Meta’s New AI Transcribes and Translates Nearly 100 Languages

Meta recently introduced SeamlessM4T, a single AI model capable of speech and text translations in multiple languages.
 

What is SeamlessM4T?

 
SeamlessM4T is the first of its kind. It’s a multimodal AI model that caters to a wide range of translation and transcription needs:

  • Speech recognition for almost 100 language
  • Translating from speech to text in nearly 100 input and output languages
  • Converting speech-to-speech in nearly 100 input languages and 36 (including English) output languages
  • Text-to-text translation for nearly 100 languages
  • Translating text to speech in almost 100 input languages and 35 (including English) output languages

Meta’s aim is to make people communicate effortlessly through speech and text across different languages. Turning to literature for inspiration, the origins of SeamlessM4T might surprise you.
 

From Babel Fish to Reality

 
SeamlessM4T is fiction-inspired. The Babel Fish from “The Hitchhiker’s Guide to the Galaxy.” In reality, “existing speech-to-speech and speech-to-text systems only cover a small fraction of the world’s languages.”

With this model, Meta aims to address this gap. The uniqueness lies in SeamlessM4T’s single system approach which they say “reduces errors and delays, increasing the efficiency and quality of the translation process.” This improves the way people from different language backgrounds communicate.

This isn’t Meta’s first venture into the world of translation and linguistic technology.
 

 

A Legacy of Advancements

 
Meta has a history of striving towards creating a universal translator. Previously, they launched ‘No Language Left Behind’, a text-to-text machine translation model for 200 languages, and it’s now even integrated into Wikipedia.

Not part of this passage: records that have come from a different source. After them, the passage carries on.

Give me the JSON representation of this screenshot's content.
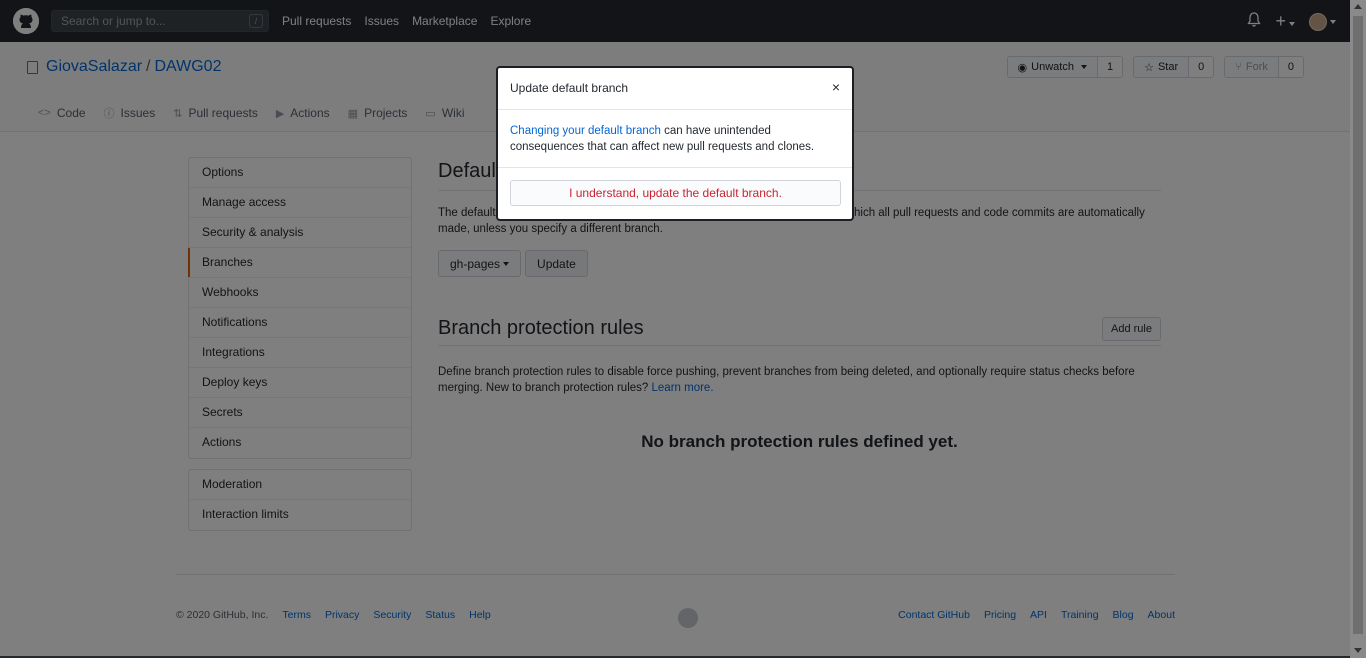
{
  "header": {
    "search_placeholder": "Search or jump to...",
    "search_shortcut": "/",
    "nav": [
      "Pull requests",
      "Issues",
      "Marketplace",
      "Explore"
    ]
  },
  "repo": {
    "owner": "GiovaSalazar",
    "separator": "/",
    "name": "DAWG02",
    "watch_label": "Unwatch",
    "watch_count": "1",
    "star_label": "Star",
    "star_count": "0",
    "fork_label": "Fork",
    "fork_count": "0",
    "tabs": [
      {
        "label": "Code",
        "icon": "code-icon"
      },
      {
        "label": "Issues",
        "icon": "issue-icon"
      },
      {
        "label": "Pull requests",
        "icon": "pull-request-icon"
      },
      {
        "label": "Actions",
        "icon": "play-icon"
      },
      {
        "label": "Projects",
        "icon": "project-icon"
      },
      {
        "label": "Wiki",
        "icon": "book-icon"
      }
    ]
  },
  "sidebar": {
    "items": [
      "Options",
      "Manage access",
      "Security & analysis",
      "Branches",
      "Webhooks",
      "Notifications",
      "Integrations",
      "Deploy keys",
      "Secrets",
      "Actions"
    ],
    "selected": "Branches",
    "moderation_heading": "Moderation",
    "moderation_items": [
      "Interaction limits"
    ]
  },
  "main": {
    "default_title": "Default branch",
    "default_text_start": "The default",
    "default_text_end": "hich all pull requests and code commits are automatically",
    "default_text_line2": "made, unless you specify a different branch.",
    "branch_select": "gh-pages",
    "update_button": "Update",
    "protection_title": "Branch protection rules",
    "add_rule_button": "Add rule",
    "protection_text_line1": "Define branch protection rules to disable force pushing, prevent branches from being deleted, and optionally require status checks before",
    "protection_text_line2": "merging. New to branch protection rules?",
    "learn_more": "Learn more.",
    "empty_state": "No branch protection rules defined yet."
  },
  "footer": {
    "copyright": "© 2020 GitHub, Inc.",
    "left_links": [
      "Terms",
      "Privacy",
      "Security",
      "Status",
      "Help"
    ],
    "right_links": [
      "Contact GitHub",
      "Pricing",
      "API",
      "Training",
      "Blog",
      "About"
    ]
  },
  "dialog": {
    "title": "Update default branch",
    "close": "×",
    "body_link": "Changing your default branch",
    "body_text": " can have unintended consequences that can affect new pull requests and clones.",
    "confirm_button": "I understand, update the default branch."
  },
  "colors": {
    "header_bg": "#24292e",
    "link": "#0366d6",
    "danger": "#cb2431",
    "selected_accent": "#e36209"
  }
}
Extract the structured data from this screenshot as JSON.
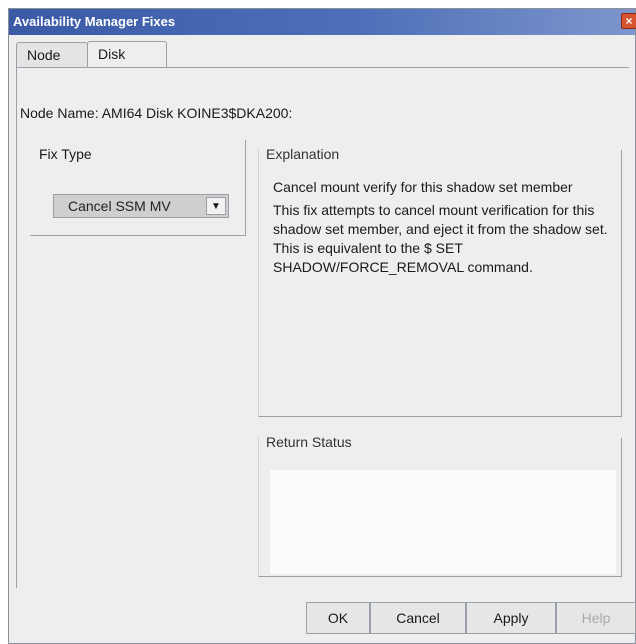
{
  "window": {
    "title": "Availability Manager Fixes",
    "close_glyph": "×"
  },
  "tabs": [
    {
      "label": "Node"
    },
    {
      "label": "Disk"
    }
  ],
  "node_info": "Node Name:  AMI64  Disk KOINE3$DKA200:",
  "fix_type": {
    "label": "Fix Type",
    "selected": "Cancel SSM MV",
    "arrow_glyph": "▼"
  },
  "explanation": {
    "label": "Explanation",
    "summary": "Cancel mount verify for this shadow set member",
    "detail": "This fix attempts to cancel mount verification for this shadow set member, and eject it from the shadow set. This is equivalent to the $ SET SHADOW/FORCE_REMOVAL command."
  },
  "return_status": {
    "label": "Return Status",
    "value": ""
  },
  "buttons": {
    "ok": "OK",
    "cancel": "Cancel",
    "apply": "Apply",
    "help": "Help"
  }
}
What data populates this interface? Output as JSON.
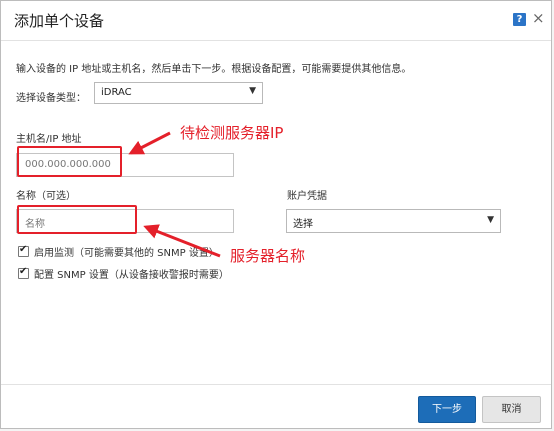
{
  "dialog": {
    "title": "添加单个设备",
    "help_label": "?",
    "close_label": "×",
    "description": "输入设备的 IP 地址或主机名，然后单击下一步。根据设备配置，可能需要提供其他信息。",
    "device_type": {
      "label": "选择设备类型：",
      "value": "iDRAC",
      "arrow": "▼"
    },
    "hostname": {
      "label": "主机名/IP 地址",
      "placeholder": "000.000.000.000"
    },
    "name": {
      "label": "名称（可选）",
      "placeholder": "名称"
    },
    "credentials": {
      "label": "账户凭据",
      "value": "选择",
      "arrow": "▼"
    },
    "checkboxes": [
      {
        "label": "启用监测（可能需要其他的 SNMP 设置）",
        "checked": true,
        "tick": "✔"
      },
      {
        "label": "配置 SNMP 设置（从设备接收警报时需要）",
        "checked": true,
        "tick": "✔"
      }
    ],
    "buttons": {
      "next": "下一步",
      "cancel": "取消"
    }
  },
  "annotations": {
    "server_ip": "待检测服务器IP",
    "server_name": "服务器名称",
    "color": "#e4202a"
  }
}
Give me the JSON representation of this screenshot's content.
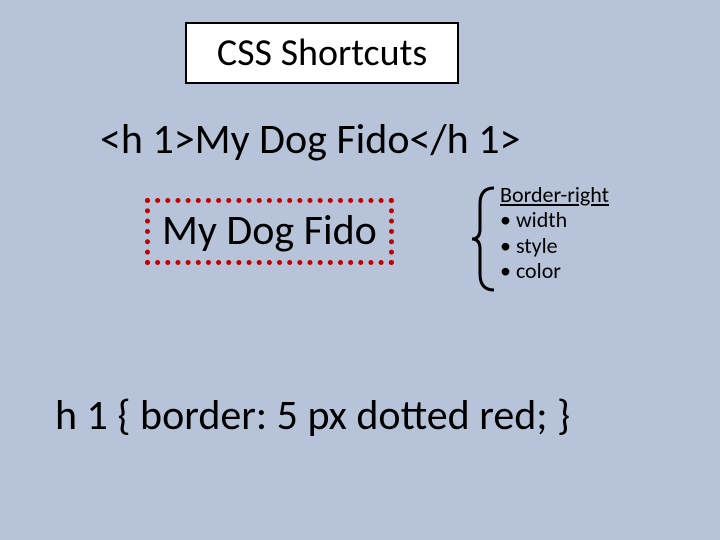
{
  "title": "CSS Shortcuts",
  "code_example": "<h 1>My Dog Fido</h 1>",
  "rendered_text": "My Dog Fido",
  "annotation": {
    "heading": "Border-right",
    "items": [
      "width",
      "style",
      "color"
    ]
  },
  "css_rule": "h 1 { border: 5 px dotted red; }"
}
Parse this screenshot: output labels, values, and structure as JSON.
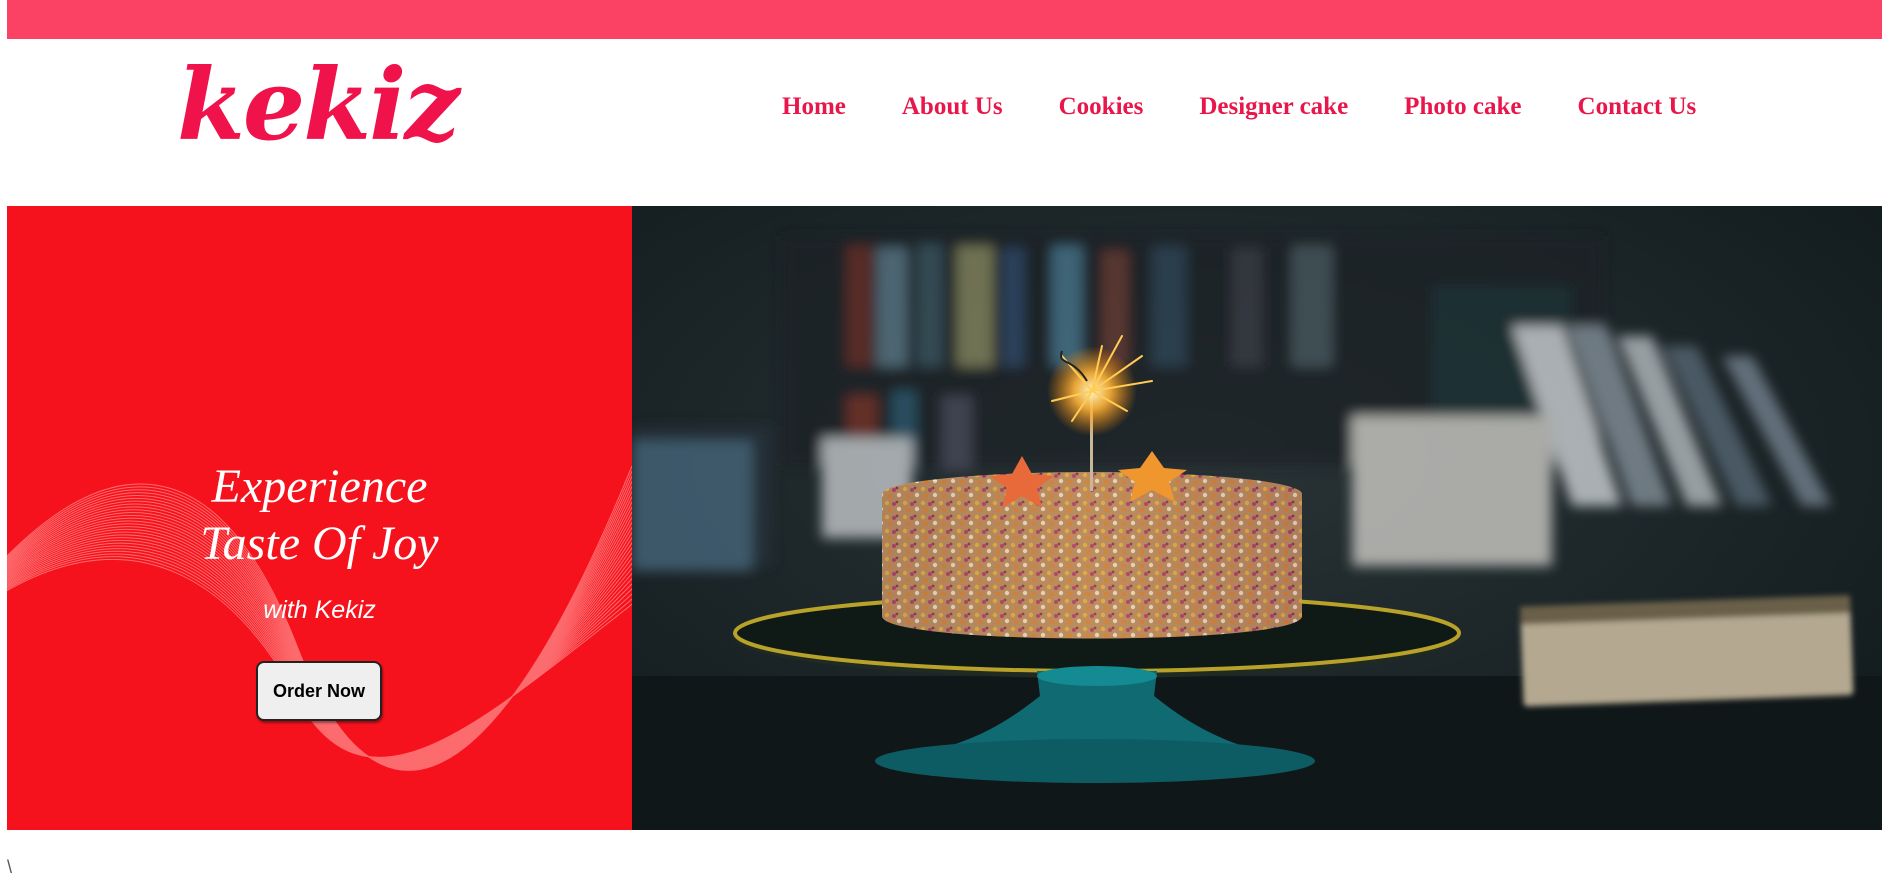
{
  "brand": {
    "logo_text": "kekiz",
    "accent": "#f0124a",
    "top_bar_color": "#fb4264"
  },
  "nav": {
    "items": [
      {
        "label": "Home"
      },
      {
        "label": "About Us"
      },
      {
        "label": "Cookies"
      },
      {
        "label": "Designer cake"
      },
      {
        "label": "Photo cake"
      },
      {
        "label": "Contact Us"
      }
    ]
  },
  "hero": {
    "title_line1": "Experience",
    "title_line2": "Taste Of Joy",
    "subtitle": "with Kekiz",
    "cta_label": "Order Now",
    "panel_color": "#f6121c",
    "image_icon": "birthday-cake-with-sparkler-photo"
  },
  "footer": {
    "stray_text": "\\"
  }
}
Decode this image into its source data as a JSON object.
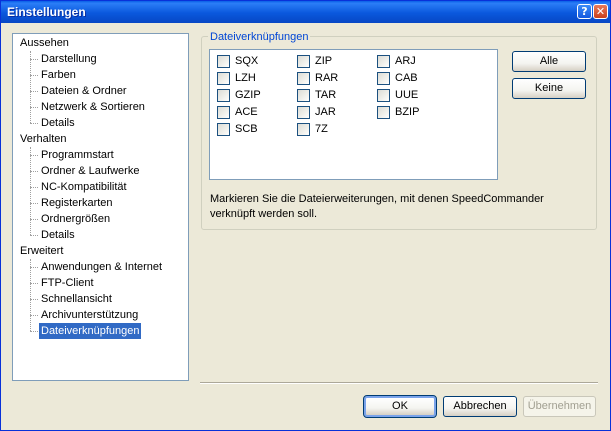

They’ve also released Universal Speech Translator, a first of its kind for Hokkien, a language without a common writing system. Plus, they introduced Massively Multilingual Speech which offers speech recognition and synthesis across over 1,100 languages.
 

How Does it Work?

 

Understanding Speech:

 
Meta’s self-supervised speech encoder, known as w2v-BERT 2.0, analyses millions of hours of multilingual speech. It breaks down the audio signal and forms an understanding of the content.
 

Processing Text:

 
The NLLB model, a previous release, forms the basis for the text encoder. It’s trained to understand nearly 100 languages and produce meaningful representations for translation.
 

Producing Text and Speech:

 
The team trained the text decoder to take encoded speech or text representations and transform them. A multilingual HiFi-GAN unit vocoder is then used to convert these units into audio.
 

Data Scaling and Results

 
SeamlessM4T uses large datasets for optimal functioning. With data scaling, Meta created the largest open speech/speech and speech/text parallel corpus named SeamlessAlign. SeamlessAlign has more than 443,000 hours of speech in its total volume.

When it comes to performance, SeamlessM4T sets a new standard. It achieves top-tier results for almost 100 languages and multitask support across multiple functionalities – all with a single model.
 

Safety First

 
Meta prioritises the accuracy of translation systems. They understand the risks of mistranscription or generating outputs that could be toxic or incorrect.

In their words, “we conducted research on toxicity and bias to help us understand which areas of the model might be sensitive.” They have implemented a rigorous toxicity classifier to ensure that any harmful content is filtered out, making it a safer tool for users.
 

Sharing the Technology

 
True to its commitment to open science, Meta is sharing this revolutionary model with the public. Their vision to bring the world closer together is a priority, and their overall quest to connect people could be great for us all.

In the words of the Meta team: “This is only the latest step in our ongoing effort to build AI-powered technology that helps connect people across languages.” This is an innovation that will help people understand and be understood, irrespective of the language they speak.